We can show off our college education with Shakespeare shirts, or tees with fake Latin inscriptions like "Carborundum non illegitimati" (Don't let the bastards wear you down). We can show people that our real life is lived online by wearing our e-mail address or URL, or a cyber-smiley :.

We use tees to tell people that we're over the hill but still trying ("Caution: www.old.dog.com; attempting.new.tricks.com"), or that we have no intention of growing up ("You can only be young once, but you can be immature forever.").

Tees can even be a valuable romantic shorthand, keeping "Save the Whales" women from falling for "Nuke the Spotted Owl" men, or agnostics from flirting with people wearing "Repent or perish" shirts.

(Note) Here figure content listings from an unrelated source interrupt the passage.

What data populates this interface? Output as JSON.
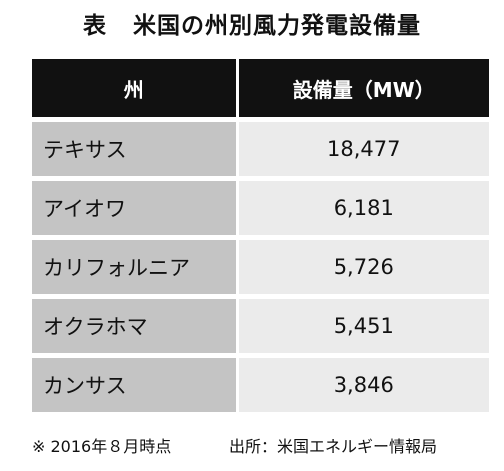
{
  "title": {
    "prefix": "表",
    "text": "米国の州別風力発電設備量"
  },
  "table": {
    "headers": {
      "state": "州",
      "capacity": "設備量（MW）"
    },
    "rows": [
      {
        "state": "テキサス",
        "capacity": "18,477"
      },
      {
        "state": "アイオワ",
        "capacity": "6,181"
      },
      {
        "state": "カリフォルニア",
        "capacity": "5,726"
      },
      {
        "state": "オクラホマ",
        "capacity": "5,451"
      },
      {
        "state": "カンサス",
        "capacity": "3,846"
      }
    ]
  },
  "footer": {
    "note": "※ 2016年８月時点",
    "source": "出所：米国エネルギー情報局"
  },
  "colors": {
    "header_background": "#111111",
    "state_cell_background": "#c4c4c4",
    "value_cell_background": "#ebebeb"
  }
}
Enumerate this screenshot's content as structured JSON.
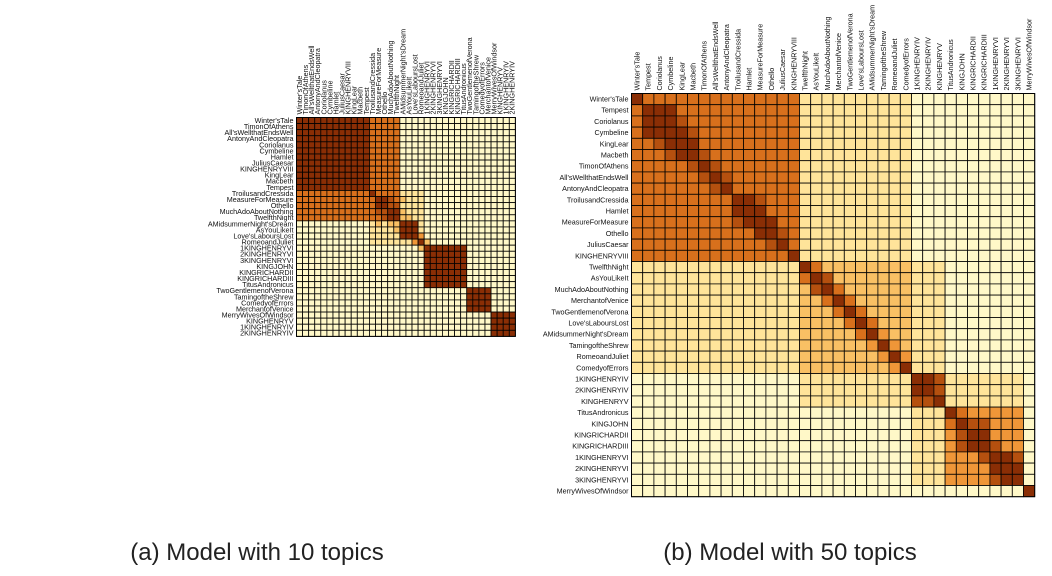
{
  "figure": {
    "captions": [
      "(a) Model with 10 topics",
      "(b) Model with 50 topics"
    ]
  },
  "colors": {
    "background": "#ffffff",
    "grid": "#000000",
    "scale": [
      "#fff8c8",
      "#ffe49a",
      "#f9c064",
      "#ef9638",
      "#d8701c",
      "#b5500f",
      "#8a2e05"
    ]
  },
  "chart_data": [
    {
      "type": "heatmap",
      "title": "(a) Model with 10 topics",
      "labels": [
        "Winter'sTale",
        "TimonOfAthens",
        "All'sWellthatEndsWell",
        "AntonyAndCleopatra",
        "Coriolanus",
        "Cymbeline",
        "Hamlet",
        "JuliusCaesar",
        "KINGHENRYVIII",
        "KingLear",
        "Macbeth",
        "Tempest",
        "TroilusandCressida",
        "MeasureForMeasure",
        "Othello",
        "MuchAdoAboutNothing",
        "TwelfthNight",
        "AMidsummerNight'sDream",
        "AsYouLikeIt",
        "Love'sLaboursLost",
        "RomeoandJuliet",
        "1KINGHENRYVI",
        "2KINGHENRYVI",
        "3KINGHENRYVI",
        "KINGJOHN",
        "KINGRICHARDII",
        "KINGRICHARDIII",
        "TitusAndronicus",
        "TwoGentlemenofVerona",
        "TamingoftheShrew",
        "ComedyofErrors",
        "MerchantofVenice",
        "MerryWivesOfWindsor",
        "KINGHENRYV",
        "1KINGHENRYIV",
        "2KINGHENRYIV"
      ],
      "levels": "0 (lightest) to 6 (darkest), similarity between plays",
      "blocks": [
        {
          "start": 0,
          "end": 11,
          "level": 6
        },
        {
          "start": 12,
          "end": 16,
          "level": 4
        },
        {
          "start": 17,
          "end": 20,
          "level": 1
        },
        {
          "start": 21,
          "end": 27,
          "level": 6
        },
        {
          "start": 28,
          "end": 31,
          "level": 6
        },
        {
          "start": 32,
          "end": 35,
          "level": 6
        }
      ],
      "cross_blocks": [
        {
          "a": [
            0,
            11
          ],
          "b": [
            12,
            16
          ],
          "level": 4
        },
        {
          "a": [
            12,
            16
          ],
          "b": [
            17,
            20
          ],
          "level": 1
        }
      ],
      "cells": [
        {
          "r": 13,
          "c": 14,
          "level": 6
        },
        {
          "r": 13,
          "c": 15,
          "level": 5
        },
        {
          "r": 14,
          "c": 15,
          "level": 5
        },
        {
          "r": 15,
          "c": 16,
          "level": 6
        },
        {
          "r": 14,
          "c": 16,
          "level": 5
        },
        {
          "r": 17,
          "c": 18,
          "level": 6
        },
        {
          "r": 17,
          "c": 19,
          "level": 6
        },
        {
          "r": 18,
          "c": 19,
          "level": 6
        },
        {
          "r": 15,
          "c": 17,
          "level": 2
        },
        {
          "r": 16,
          "c": 17,
          "level": 2
        },
        {
          "r": 16,
          "c": 18,
          "level": 2
        },
        {
          "r": 13,
          "c": 17,
          "level": 2
        },
        {
          "r": 19,
          "c": 20,
          "level": 3
        },
        {
          "r": 20,
          "c": 21,
          "level": 2
        }
      ]
    },
    {
      "type": "heatmap",
      "title": "(b) Model with 50 topics",
      "labels": [
        "Winter'sTale",
        "Tempest",
        "Coriolanus",
        "Cymbeline",
        "KingLear",
        "Macbeth",
        "TimonOfAthens",
        "All'sWellthatEndsWell",
        "AntonyAndCleopatra",
        "TroilusandCressida",
        "Hamlet",
        "MeasureForMeasure",
        "Othello",
        "JuliusCaesar",
        "KINGHENRYVIII",
        "TwelfthNight",
        "AsYouLikeIt",
        "MuchAdoAboutNothing",
        "MerchantofVenice",
        "TwoGentlemenofVerona",
        "Love'sLaboursLost",
        "AMidsummerNight'sDream",
        "TamingoftheShrew",
        "RomeoandJuliet",
        "ComedyofErrors",
        "1KINGHENRYIV",
        "2KINGHENRYIV",
        "KINGHENRYV",
        "TitusAndronicus",
        "KINGJOHN",
        "KINGRICHARDII",
        "KINGRICHARDIII",
        "1KINGHENRYVI",
        "2KINGHENRYVI",
        "3KINGHENRYVI",
        "MerryWivesOfWindsor"
      ],
      "levels": "0 (lightest) to 6 (darkest), similarity between plays",
      "blocks": [
        {
          "start": 0,
          "end": 14,
          "level": 4
        },
        {
          "start": 15,
          "end": 24,
          "level": 2
        },
        {
          "start": 25,
          "end": 27,
          "level": 4
        },
        {
          "start": 28,
          "end": 34,
          "level": 3
        }
      ],
      "cross_blocks": [
        {
          "a": [
            0,
            14
          ],
          "b": [
            15,
            24
          ],
          "level": 1
        },
        {
          "a": [
            15,
            24
          ],
          "b": [
            25,
            27
          ],
          "level": 1
        },
        {
          "a": [
            25,
            27
          ],
          "b": [
            28,
            34
          ],
          "level": 1
        }
      ],
      "cells": [
        {
          "r": 1,
          "c": 2,
          "level": 6
        },
        {
          "r": 1,
          "c": 3,
          "level": 6
        },
        {
          "r": 2,
          "c": 3,
          "level": 6
        },
        {
          "r": 2,
          "c": 4,
          "level": 5
        },
        {
          "r": 3,
          "c": 4,
          "level": 6
        },
        {
          "r": 4,
          "c": 5,
          "level": 6
        },
        {
          "r": 3,
          "c": 5,
          "level": 5
        },
        {
          "r": 5,
          "c": 6,
          "level": 5
        },
        {
          "r": 6,
          "c": 7,
          "level": 5
        },
        {
          "r": 7,
          "c": 8,
          "level": 5
        },
        {
          "r": 9,
          "c": 10,
          "level": 6
        },
        {
          "r": 10,
          "c": 11,
          "level": 6
        },
        {
          "r": 9,
          "c": 11,
          "level": 5
        },
        {
          "r": 11,
          "c": 12,
          "level": 6
        },
        {
          "r": 12,
          "c": 13,
          "level": 5
        },
        {
          "r": 13,
          "c": 14,
          "level": 4
        },
        {
          "r": 15,
          "c": 16,
          "level": 4
        },
        {
          "r": 16,
          "c": 17,
          "level": 5
        },
        {
          "r": 17,
          "c": 18,
          "level": 4
        },
        {
          "r": 18,
          "c": 19,
          "level": 4
        },
        {
          "r": 19,
          "c": 20,
          "level": 4
        },
        {
          "r": 20,
          "c": 21,
          "level": 4
        },
        {
          "r": 21,
          "c": 22,
          "level": 3
        },
        {
          "r": 22,
          "c": 23,
          "level": 3
        },
        {
          "r": 23,
          "c": 24,
          "level": 3
        },
        {
          "r": 25,
          "c": 26,
          "level": 6
        },
        {
          "r": 26,
          "c": 27,
          "level": 5
        },
        {
          "r": 25,
          "c": 27,
          "level": 5
        },
        {
          "r": 29,
          "c": 30,
          "level": 5
        },
        {
          "r": 30,
          "c": 31,
          "level": 6
        },
        {
          "r": 29,
          "c": 31,
          "level": 5
        },
        {
          "r": 31,
          "c": 32,
          "level": 5
        },
        {
          "r": 32,
          "c": 33,
          "level": 6
        },
        {
          "r": 33,
          "c": 34,
          "level": 6
        },
        {
          "r": 32,
          "c": 34,
          "level": 5
        },
        {
          "r": 28,
          "c": 29,
          "level": 4
        }
      ]
    }
  ]
}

Our shirts quote from the immortals, like Groucho Marx ("Outside of a dog, a book is man's best friend. Inside of a dog, it's too dark to read"), or (apocryphally) Benjamin Franklin ("Beer is proof that God loves us and wants us to be happy").

Which brings us to one of the great but undocumented moments in marketing, when someone must have said, "I know! We'll get people to wear our advertising and make them pay US to do it!" Personally, I suspect Walt Disney, the man who got my generation to wear Davy Crockett coonskin caps. I'm guessing the first souvenir tees came from Disneyland. Since then, we've been cheerfully wearing ads for resorts, museums, movies, rock music tours, as proof that we've "Been there. Done that."

If you're hiring somebody these days, you should hope your candidates DON'T wear a suit, that they DO wear a tee. It can tell you far more than any resume ever could.